Hedge fund manager David Einhorn wants Apple Inc. to follow its old advertising slogan and "think different" ... about its cash.
Mr. Einhorn's Greenlight Capital on Thursday sued Apple, saying the company should give stockholders a bigger piece of its $137.1-billion (U.S.) cash pile. It's one of the strongest criticisms by an investor of the consumer device giant's cash allocation strategy.
He also urged Apple shareholders to vote against Apple's plan to eliminate preferred stock from its charter at its annual meeting on Feb 27.
This is the first such investor activism that Apple has faced in more than a decade. In an interview with CNBC on Thursday, Mr. Einhorn, a well-known short-seller, accused Apple, which teetered on the brink of bankruptcy in the late 1990s before Steve Jobs returned to turn it around, of harbouring a "Depression-era" mentality.
"It has sort of a mentality of a depression. In other words, people who have gone through traumas ... and Apple has gone through a couple of traumas in its history, they sometimes feel like they can never have enough cash," Mr. Einhorn said during the interview.
Apple shares, which had fallen 35 per cent from mid-September through Wednesday, were up 1.2 per cent at $459.83 at midday.
Mr. Einhorn remains long on Apple shares. He told CNBC that while he admires the company, it has a "cash problem" it needs to fix by offering perpetual preferred stock with a 4 per cent yield.
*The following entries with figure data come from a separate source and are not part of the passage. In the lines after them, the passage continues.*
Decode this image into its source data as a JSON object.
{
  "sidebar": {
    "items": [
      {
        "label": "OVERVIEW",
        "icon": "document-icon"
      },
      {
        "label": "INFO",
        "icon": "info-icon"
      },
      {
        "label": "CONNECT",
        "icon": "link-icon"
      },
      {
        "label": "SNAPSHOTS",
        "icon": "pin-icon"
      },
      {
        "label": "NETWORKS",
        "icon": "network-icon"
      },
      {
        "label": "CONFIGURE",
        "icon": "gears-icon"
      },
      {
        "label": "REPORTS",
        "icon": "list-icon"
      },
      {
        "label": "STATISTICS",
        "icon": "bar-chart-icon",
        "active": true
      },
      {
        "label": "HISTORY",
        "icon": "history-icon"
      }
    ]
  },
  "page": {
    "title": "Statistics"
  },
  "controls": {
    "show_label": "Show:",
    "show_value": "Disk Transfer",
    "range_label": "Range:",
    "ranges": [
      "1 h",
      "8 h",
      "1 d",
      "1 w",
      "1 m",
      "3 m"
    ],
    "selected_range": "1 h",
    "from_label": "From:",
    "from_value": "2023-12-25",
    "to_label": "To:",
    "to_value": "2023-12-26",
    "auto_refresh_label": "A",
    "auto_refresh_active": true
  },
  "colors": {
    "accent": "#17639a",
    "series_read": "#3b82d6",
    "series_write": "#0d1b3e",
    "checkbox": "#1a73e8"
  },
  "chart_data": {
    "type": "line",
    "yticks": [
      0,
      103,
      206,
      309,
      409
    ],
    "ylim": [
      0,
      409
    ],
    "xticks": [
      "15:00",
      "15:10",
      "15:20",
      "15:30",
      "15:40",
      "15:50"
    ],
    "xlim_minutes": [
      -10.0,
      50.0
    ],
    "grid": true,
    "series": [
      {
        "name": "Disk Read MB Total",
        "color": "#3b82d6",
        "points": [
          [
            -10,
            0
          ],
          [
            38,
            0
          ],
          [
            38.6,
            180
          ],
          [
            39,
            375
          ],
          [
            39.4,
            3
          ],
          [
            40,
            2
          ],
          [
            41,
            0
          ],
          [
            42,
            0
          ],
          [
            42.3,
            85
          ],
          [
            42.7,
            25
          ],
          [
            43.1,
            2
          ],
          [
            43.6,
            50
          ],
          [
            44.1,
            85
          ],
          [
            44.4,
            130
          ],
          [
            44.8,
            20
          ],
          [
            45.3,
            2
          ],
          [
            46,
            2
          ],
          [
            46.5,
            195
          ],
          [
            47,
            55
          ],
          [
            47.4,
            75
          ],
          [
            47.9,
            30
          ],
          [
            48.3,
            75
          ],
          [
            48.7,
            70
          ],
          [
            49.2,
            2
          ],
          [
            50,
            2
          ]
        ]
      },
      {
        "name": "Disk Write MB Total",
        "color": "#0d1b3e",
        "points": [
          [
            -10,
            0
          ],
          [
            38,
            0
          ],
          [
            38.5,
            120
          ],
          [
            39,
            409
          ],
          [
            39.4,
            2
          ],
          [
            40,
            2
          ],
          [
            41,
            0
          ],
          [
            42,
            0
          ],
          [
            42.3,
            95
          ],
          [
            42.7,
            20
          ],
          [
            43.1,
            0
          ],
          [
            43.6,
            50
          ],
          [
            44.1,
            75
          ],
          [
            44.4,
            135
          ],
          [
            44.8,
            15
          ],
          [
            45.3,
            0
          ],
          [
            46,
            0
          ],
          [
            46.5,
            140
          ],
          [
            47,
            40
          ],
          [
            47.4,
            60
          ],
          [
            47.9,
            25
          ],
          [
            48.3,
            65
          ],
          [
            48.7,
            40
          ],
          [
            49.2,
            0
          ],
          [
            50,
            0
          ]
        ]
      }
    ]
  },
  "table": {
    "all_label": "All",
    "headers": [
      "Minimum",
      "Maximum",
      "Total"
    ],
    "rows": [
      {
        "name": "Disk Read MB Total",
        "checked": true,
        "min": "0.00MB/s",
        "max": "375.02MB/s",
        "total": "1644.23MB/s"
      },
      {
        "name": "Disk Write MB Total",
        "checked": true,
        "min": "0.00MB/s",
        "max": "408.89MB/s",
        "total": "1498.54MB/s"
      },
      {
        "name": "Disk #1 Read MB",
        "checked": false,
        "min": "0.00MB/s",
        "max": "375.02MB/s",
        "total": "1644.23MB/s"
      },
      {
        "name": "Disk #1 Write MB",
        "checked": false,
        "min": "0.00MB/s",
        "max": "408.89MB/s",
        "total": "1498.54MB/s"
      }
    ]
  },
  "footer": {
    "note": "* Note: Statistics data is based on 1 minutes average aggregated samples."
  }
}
"The idea is powerful, and when I have a chance to explain it to the shareholders, most will see it as an enormous win-win," Mr. Einhorn told Reuters.
Apple did not return calls for comment.
Mr. Einhorn said he suggested to Apple an initial preferred share distribution, where dividends could be funded on an ongoing basis by a relatively small percentage of the company's operating cash flow.
"Apple rejected the idea outright in September, 2012," he said, adding the company considered it but then refused to withdraw the proposal to eliminate preferred stock from its charter.
One analyst said there were merits to Mr. Einhorn's proposal.
"He's a huge holder in the stock, the shares are down and it's natural for a person like that to try and reverse that," said BGC Partners analyst Colin Gillis. "Other shareholders may join, but whether it will change the tide remains to be seen."
Analysts have said stockholder pressure would increase as Apple's share price and clout declines. Investors have persistently called on the company to be more proactive in using its massive cash and capital hoard.
As recently as last month, chief financial officer Peter Oppenheimer told analysts on a post-results conference call that the company, which has the largest cash balance in the technology industry, was considering various ways to be more active on that front.
Money managers have also said Apple has underperformed peers when it comes to putting its cash pile to work.
Calling Apple shares "utterly misvalued" at current levels in the CNBC interview, Mr. Einhorn said the company no longer needs to grow at the near-triple digit rates of the past.
For every $50-billion in preferred stock that Apple gives away to shareholders, it could unlock $32 a share in value for investors, Mr. Einhorn said. He did not elaborate on how he arrived at the number.
"We understand that many of our fellow shareholders share our frustration with Apple's capital allocation policies," Greenlight said in an open letter to investors. "Apple has $145 per share of cash on its balance sheet. As a shareholder, this is your money."
In its lawsuit, Greenlight seeks to force Apple to modify a proposal in its proxy, which the hedge fund believes does not conform to regulatory rules.
Greenlight said it is opposed to the proposal, No. 2 on Apple's proxy, which the firm said would remove the company's ability to issue preferred stock from its charter.
The California company had $137.1-billion in cash, short-term and long-term marketable securities at the end of last year but more than $94-billion in that cash is parked overseas.
"This is something that we continuously assess, the opportunities to both invest in the business and return cash," CFO Oppenheimer said on a post-results conference call last month.
"We do consider increasing these programs, and we'll do what we think is in the best interest of our shareholders."
The issue will likely be on top on investors' minds when chief executive officer Tim Cook addresses the Goldman Sachs annual technology conference in San Francisco next week.
This is the second straight year that Mr. Cook will address investors publicly since he took over in 2011. In the past, Apple executives rarely participated in such public events.